For me, this passion has always been robotics, since it is a field with never ending innovations. Every day, people discover new features or different robots, and there is still more to do. I realised that through research I could experiment with all kinds of things, and if at any point of time, I feel that this is not something I would like to pursue, the corporate options are always open. It's not true the other way around. Frankly, I haven’t quite thought about the end of the journey. I guess I will find out with the rest of you.
When the University itself hosts parties like this every Thursday, you sometimes forget the research part altogether:
How did I figure it out?
Since high school, I was always fascinated with robotics, computer science, aerospace and a lot of other things. I didn’t know much, just that I wanted to do something related to these fields. In 1st year, I started to explore a lot, experiment, asking seniors, professors and even my peers. Come 2nd year, I was quite clear that robotics was the field I wanted to pursue. I believe that when you identify your interest, you should only let go when you have had a taste of what it has to offer.
For research in particular, I would say that the tech team UAS DTU helped me a lot. I learnt so much from them, and I would like to urge every student interested in inventing different things or working on actual projects to enroll themselves in one of the many tech teams in our University.
I feel that the first step is to identify your area of interest.
As a fresher, you are often quite confused and that is natural. Don’t take undue pressure, just work towards your interest from the beginning. Usually, a slothful attitude won’t get you far in the race.
I don’t want to be a buzzkill here, but yes, GPA matters.
Building a rich research profile in your specific interest is also advantageous. DTU has a plethora of opportunities for a young researcher in the form of tech teams, and students should make the best use of these.
It happens quite often that students don’t know about the scholarships, and that automatically dents their chances of getting it. Ask your professors and seniors continuously about scholarships and events, and keep a constant vigil in your field of interest for other opportunities.
Once you get there, communication is important. You should know how to interact with strangers and keep up a good conversation.
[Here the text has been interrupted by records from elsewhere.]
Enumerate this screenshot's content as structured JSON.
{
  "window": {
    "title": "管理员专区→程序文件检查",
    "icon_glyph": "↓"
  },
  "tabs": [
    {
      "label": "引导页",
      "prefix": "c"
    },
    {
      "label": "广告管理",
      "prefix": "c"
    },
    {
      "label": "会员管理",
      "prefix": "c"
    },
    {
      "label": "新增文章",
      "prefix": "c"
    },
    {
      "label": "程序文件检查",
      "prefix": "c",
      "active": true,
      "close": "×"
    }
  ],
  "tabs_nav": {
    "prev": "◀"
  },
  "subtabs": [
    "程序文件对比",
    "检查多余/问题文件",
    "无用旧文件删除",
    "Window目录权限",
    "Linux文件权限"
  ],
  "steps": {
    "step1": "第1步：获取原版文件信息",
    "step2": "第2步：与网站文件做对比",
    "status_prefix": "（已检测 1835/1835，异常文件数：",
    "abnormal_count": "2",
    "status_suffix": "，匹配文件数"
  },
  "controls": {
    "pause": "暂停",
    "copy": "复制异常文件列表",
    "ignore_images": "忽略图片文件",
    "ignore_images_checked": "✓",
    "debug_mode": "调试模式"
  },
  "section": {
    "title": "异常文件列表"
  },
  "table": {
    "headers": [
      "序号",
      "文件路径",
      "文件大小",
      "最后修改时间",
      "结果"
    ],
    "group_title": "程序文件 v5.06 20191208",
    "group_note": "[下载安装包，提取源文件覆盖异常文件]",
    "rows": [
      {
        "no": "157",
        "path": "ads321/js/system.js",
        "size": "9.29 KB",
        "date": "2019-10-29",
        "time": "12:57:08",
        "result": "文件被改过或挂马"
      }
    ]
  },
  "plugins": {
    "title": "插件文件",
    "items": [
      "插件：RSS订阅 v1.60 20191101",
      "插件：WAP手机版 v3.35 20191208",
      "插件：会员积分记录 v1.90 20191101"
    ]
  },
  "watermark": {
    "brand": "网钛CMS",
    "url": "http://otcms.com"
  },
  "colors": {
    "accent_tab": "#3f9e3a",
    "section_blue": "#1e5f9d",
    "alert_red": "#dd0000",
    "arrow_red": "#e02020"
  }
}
Your main resources are the internet, coupled with your persistence to succeed.
DTU is one of the premier institutes in India. I feel that a technical wing of the USIP program would be a good start to give new students an insight into the field of research. Mentor groups is a concept quite popular in other institutes. More efforts are needed to bring such concepts into our routine as they will be instrumental in inculcating the spirit of research.